If a celestial body is larger than the resolving power of a telescope, its size can be measured directly. This is the case for most galaxies, molecular clouds in the Milky Way and nearby galaxies, and even for a few nearby stars. EDIT: See discussion by Rob Jeffries on how these measurements are carried out for stars using interferometry.

For more distant stars, we can rely on our understanding of stellar evolution, which tells us pretty accurately the radius, once we know its spectrum (EDIT: or just a assume blackbody radiation and use the formula given by Rob). If the star is a member of a binary system whose orbit we observe roughy edge-on, we can measure how the luminosity declines as one star occults the other, and calculate the radius. This can also be used to measure the sizes of exoplanet. And for stars, the same technique is even possible using our own Moon as occulter. See a description here.

Black holes (BH) that don't emit light, cannot be measured (at least not until we are able to detect gravitational waves), but often BHs are surrounded by a disk of accreting gas, which is heated to million of degrees by friction as it spirals down the drain. Measuring the temperature of this gas tells us the mass of the BH, which is directly proportional to its radius ($R_{\mathrm{BH}} \simeq 3 M/M_\odot$ km).

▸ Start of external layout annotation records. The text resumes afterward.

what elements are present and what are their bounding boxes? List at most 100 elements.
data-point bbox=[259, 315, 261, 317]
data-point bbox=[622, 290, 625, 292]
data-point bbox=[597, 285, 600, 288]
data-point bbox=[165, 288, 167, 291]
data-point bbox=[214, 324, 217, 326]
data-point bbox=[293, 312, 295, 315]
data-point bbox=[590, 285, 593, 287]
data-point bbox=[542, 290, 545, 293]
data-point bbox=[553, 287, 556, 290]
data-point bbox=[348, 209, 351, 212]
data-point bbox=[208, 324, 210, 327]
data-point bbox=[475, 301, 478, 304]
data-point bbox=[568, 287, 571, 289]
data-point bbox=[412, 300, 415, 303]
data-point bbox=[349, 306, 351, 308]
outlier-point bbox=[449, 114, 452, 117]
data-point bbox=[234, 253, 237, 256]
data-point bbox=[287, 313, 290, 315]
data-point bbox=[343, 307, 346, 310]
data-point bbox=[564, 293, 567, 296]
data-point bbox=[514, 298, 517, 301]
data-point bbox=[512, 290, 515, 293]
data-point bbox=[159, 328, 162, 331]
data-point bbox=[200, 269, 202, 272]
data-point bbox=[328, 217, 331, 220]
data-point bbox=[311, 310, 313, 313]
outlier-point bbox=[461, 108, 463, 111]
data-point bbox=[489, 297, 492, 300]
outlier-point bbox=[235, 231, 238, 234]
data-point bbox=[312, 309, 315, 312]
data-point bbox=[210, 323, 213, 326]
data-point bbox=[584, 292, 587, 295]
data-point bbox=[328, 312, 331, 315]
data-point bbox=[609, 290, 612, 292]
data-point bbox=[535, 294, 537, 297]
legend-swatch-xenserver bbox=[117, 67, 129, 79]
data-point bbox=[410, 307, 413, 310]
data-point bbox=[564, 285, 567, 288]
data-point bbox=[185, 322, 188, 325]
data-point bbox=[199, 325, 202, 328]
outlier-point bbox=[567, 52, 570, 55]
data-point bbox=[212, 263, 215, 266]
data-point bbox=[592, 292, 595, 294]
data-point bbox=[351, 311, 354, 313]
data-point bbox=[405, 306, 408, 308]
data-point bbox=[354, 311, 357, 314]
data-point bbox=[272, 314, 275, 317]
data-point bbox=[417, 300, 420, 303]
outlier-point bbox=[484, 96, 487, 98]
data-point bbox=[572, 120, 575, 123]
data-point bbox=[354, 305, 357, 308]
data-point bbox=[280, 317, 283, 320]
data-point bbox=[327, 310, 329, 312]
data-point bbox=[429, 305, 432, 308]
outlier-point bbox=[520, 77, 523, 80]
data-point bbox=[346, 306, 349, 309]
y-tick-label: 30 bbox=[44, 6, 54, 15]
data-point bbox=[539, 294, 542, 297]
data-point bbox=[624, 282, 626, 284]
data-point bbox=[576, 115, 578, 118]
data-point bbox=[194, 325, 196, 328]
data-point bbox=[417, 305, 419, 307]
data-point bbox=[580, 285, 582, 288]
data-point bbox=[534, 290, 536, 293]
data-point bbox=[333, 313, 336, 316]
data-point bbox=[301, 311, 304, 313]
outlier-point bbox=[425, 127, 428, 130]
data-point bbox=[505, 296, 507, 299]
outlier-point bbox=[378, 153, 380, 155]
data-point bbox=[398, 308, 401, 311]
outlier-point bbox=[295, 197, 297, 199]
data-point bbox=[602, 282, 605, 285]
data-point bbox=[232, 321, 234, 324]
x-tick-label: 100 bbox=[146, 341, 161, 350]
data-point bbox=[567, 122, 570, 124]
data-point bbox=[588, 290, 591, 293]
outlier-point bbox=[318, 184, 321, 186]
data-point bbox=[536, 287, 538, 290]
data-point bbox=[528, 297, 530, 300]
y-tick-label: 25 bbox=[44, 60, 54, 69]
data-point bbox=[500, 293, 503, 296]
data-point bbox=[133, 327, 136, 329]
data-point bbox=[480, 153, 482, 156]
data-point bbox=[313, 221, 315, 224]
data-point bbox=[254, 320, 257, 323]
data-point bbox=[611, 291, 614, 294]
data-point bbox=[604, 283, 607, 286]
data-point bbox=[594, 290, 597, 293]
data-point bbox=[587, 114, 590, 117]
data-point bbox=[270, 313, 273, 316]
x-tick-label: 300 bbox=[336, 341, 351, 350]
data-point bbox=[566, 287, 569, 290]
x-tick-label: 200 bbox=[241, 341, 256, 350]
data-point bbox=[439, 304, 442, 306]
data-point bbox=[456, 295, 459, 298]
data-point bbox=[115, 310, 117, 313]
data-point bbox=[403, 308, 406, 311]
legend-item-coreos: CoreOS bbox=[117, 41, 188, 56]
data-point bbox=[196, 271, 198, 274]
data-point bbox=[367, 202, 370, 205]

A nice technique for measuring the size of the quite small region of gas clouds around a supermassive BHs, even though they are billions of lightyears away, is called reverberation mapping. Here, some of the light emitted from the BH's accretion disk travels directly in our direction, while some of if travels in other directions, illuminating the clouds around it. When we measure the light from those clouds, the signal looks like the directly observed signal, but with a delay $t$ corresponding to extra length of the path that the light has taken. Since we know the speed of light $c$, we can calculate the extra distance as $d = ct$, i.e. the size of the system.

+1 for remembering eclipsing binary systems. Apart from interferometry this *is* the only direct technique.

I wrote "a few" stars have had their radii measured by interferometry, but actually I don't know how many, and I wasn't able to find out before lunch time. Do you know, @Rob?

Only of order 100. I only look at low-mass stars, where the number is like ~20. There are also of order 100 eclipsing binaries with well-measured radii.